El reglamento es cosa de RR. HH.: el espacio es nuestro campo
Días en la oficina, acuerdos sindicales, derechos y herramientas son decisiones organizativas y contractuales. ARCHIlabs aporta valor donde el reglamento ya está definido: traducirlo en un espacio coherente con las decisiones tomadas. Un reglamento de trabajo inteligente bien redactado aplicado a una oficina que no se ha rediseñado produce situaciones cotidianas difíciles de gestionar: falta de escritorios en los días punta, salas completamente reservadas, áreas vacías en los días de baja asistencia.

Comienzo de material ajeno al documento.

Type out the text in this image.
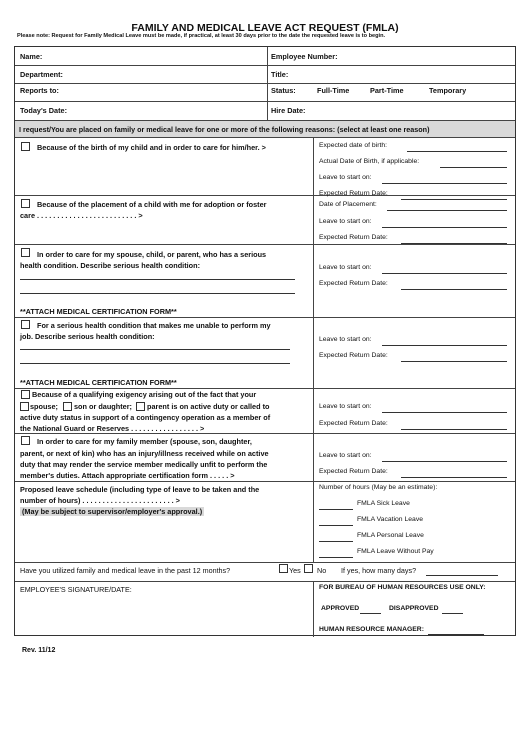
FAMILY AND MEDICAL LEAVE ACT REQUEST (FMLA)
Please note: Request for Family Medical Leave must be made, if practical, at least 30 days prior to the date the requested leave is to begin.
Name:	Employee Number:
Department:	Title:
Reports to:	Status:	Full-Time	Part-Time	Temporary
Today's Date:	Hire Date:
I request/You are placed on family or medical leave for one or more of the following reasons: (select at least one reason)
Because of the birth of my child and in order to care for him/her. >	Expected date of birth:
Actual Date of Birth, if applicable:
Leave to start on:
Expected Return Date:
Because of the placement of a child with me for adoption or foster
care . . . . . . . . . . . . . . . . . . . . . . . . . >
Date of Placement:
Leave to start on:
Expected Return Date:
In order to care for my spouse, child, or parent, who has a serious
health condition. Describe serious health condition:
**ATTACH MEDICAL CERTIFICATION FORM**
Leave to start on:
Expected Return Date:
For a serious health condition that makes me unable to perform my
job. Describe serious health condition:
**ATTACH MEDICAL CERTIFICATION FORM**
Leave to start on:
Expected Return Date:
Because of a qualifying exigency arising out of the fact that your
spouse; son or daughter; parent is on active duty or called to
active duty status in support of a contingency operation as a member of
the National Guard or Reserves . . . . . . . . . . . . . . . . . >
Leave to start on:
Expected Return Date:
In order to care for my family member (spouse, son, daughter,
parent, or next of kin) who has an injury/illness received while on active
duty that may render the service member medically unfit to perform the
member's duties. Attach appropriate certification form . . . . . >
Leave to start on:
Expected Return Date:
Proposed leave schedule (including type of leave to be taken and the
number of hours) . . . . . . . . . . . . . . . . . . . . . . . >
(May be subject to supervisor/employer's approval.)
Number of hours (May be an estimate):
FMLA Sick Leave
FMLA Vacation Leave
FMLA Personal Leave
FMLA Leave Without Pay
Have you utilized family and medical leave in the past 12 months?	Yes No If yes, how many days?
EMPLOYEE'S SIGNATURE/DATE:	FOR BUREAU OF HUMAN RESOURCES USE ONLY:
APPROVED	DISAPPROVED
HUMAN RESOURCE MANAGER:
Rev. 11/12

Traducir el reglamento en espacio: el mecanismo concreto
El punto de partida es la presencia real que prevé el reglamento, no la plantilla nominal. Mediante entrevistas y encuestas reconstruimos cuántos días trabajan realmente las personas en la sede, equipo por equipo y rol por rol: el día tipo en la oficina, las necesidades de colaboración, los picos de asistencia. A partir de esa cifra calculamos el ratio de escritorios compartidos coherente con el reglamento y rediseñamos en consecuencia la mezcla de espacios. Una asistencia media inferior a la plantilla total libera m² que pueden convertirse en espacios de colaboración, áreas de reunión informales o espacios de apoyo. La referencia dimensional es el estándar BOMA, que ofrece una base objetiva para medir la eficiencia del espacio.

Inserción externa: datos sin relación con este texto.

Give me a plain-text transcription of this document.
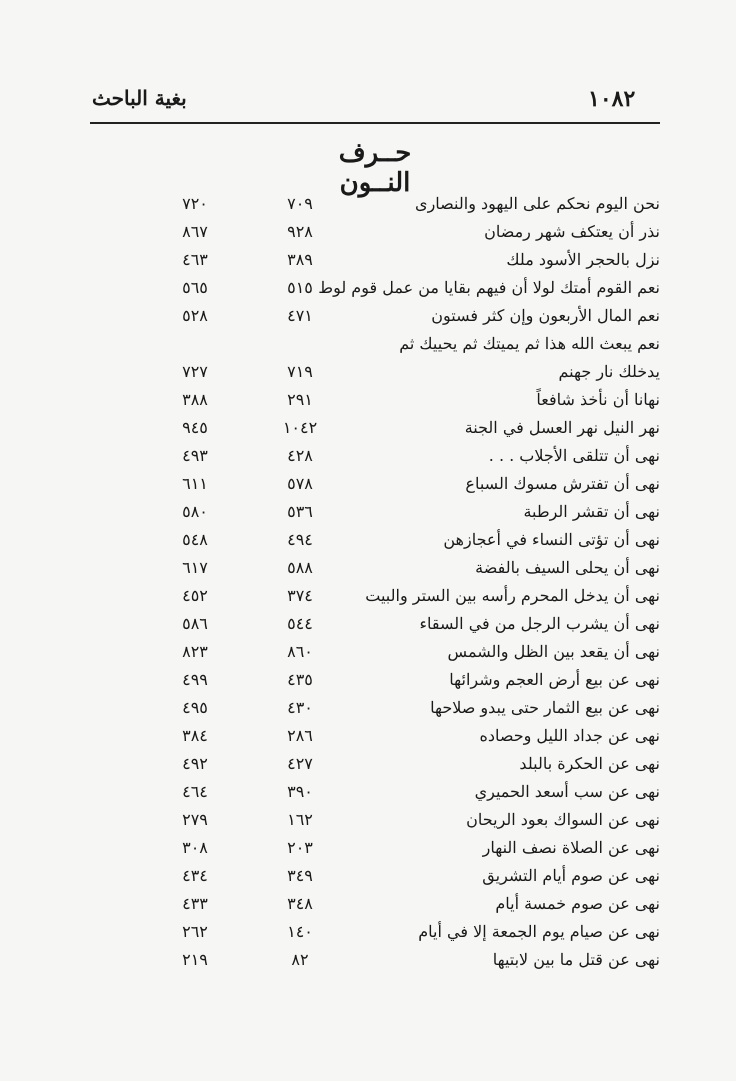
بغية الباحث	١٠٨٢
حــرف النــون
نحن اليوم نحكم على اليهود والنصارى
٧٠٩
٧٢٠
نذر أن يعتكف شهر رمضان
٩٢٨
٨٦٧
نزل بالحجر الأسود ملك
٣٨٩
٤٦٣
نعم القوم أمتك لولا أن فيهم بقايا من عمل قوم لوط
٥١٥
٥٦٥
نعم المال الأربعون وإن كثر فستون
٤٧١
٥٢٨
نعم يبعث الله هذا ثم يميتك ثم يحييك ثم
يدخلك نار جهنم
٧١٩
٧٢٧
نهانا أن نأخذ شافعاً
٢٩١
٣٨٨
نهر النيل نهر العسل في الجنة
١٠٤٢
٩٤٥
نهى أن تتلقى الأجلاب . . .
٤٢٨
٤٩٣
نهى أن تفترش مسوك السباع
٥٧٨
٦١١
نهى أن تقشر الرطبة
٥٣٦
٥٨٠
نهى أن تؤتى النساء في أعجازهن
٤٩٤
٥٤٨
نهى أن يحلى السيف بالفضة
٥٨٨
٦١٧
نهى أن يدخل المحرم رأسه بين الستر والبيت
٣٧٤
٤٥٢
نهى أن يشرب الرجل من في السقاء
٥٤٤
٥٨٦
نهى أن يقعد بين الظل والشمس
٨٦٠
٨٢٣
نهى عن بيع أرض العجم وشرائها
٤٣٥
٤٩٩
نهى عن بيع الثمار حتى يبدو صلاحها
٤٣٠
٤٩٥
نهى عن جداد الليل وحصاده
٢٨٦
٣٨٤
نهى عن الحكرة بالبلد
٤٢٧
٤٩٢
نهى عن سب أسعد الحميري
٣٩٠
٤٦٤
نهى عن السواك بعود الريحان
١٦٢
٢٧٩
نهى عن الصلاة نصف النهار
٢٠٣
٣٠٨
نهى عن صوم أيام التشريق
٣٤٩
٤٣٤
نهى عن صوم خمسة أيام
٣٤٨
٤٣٣
نهى عن صيام يوم الجمعة إلا في أيام
١٤٠
٢٦٢
نهى عن قتل ما بين لابتيها
٨٢
٢١٩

Coherencia entre regla y lugar
Un reglamento que fija días dedicados a la colaboración en la oficina requiere espacios diseñados para acogerla: áreas de trabajo en grupo, salas configurables, zonas informales que fomenten el intercambio. Si esas áreas faltan, la regla que invita a las personas a la oficina para colaborar no cumple lo que promete. A la inversa, un reglamento de asistencia reducida sobre una distribución antigua dimensionada para todos genera espacio vacío y costes fijos inútiles. La coherencia entre reglamento y espacio es una condición para que ambos funcionen, y puede verificarse con datos.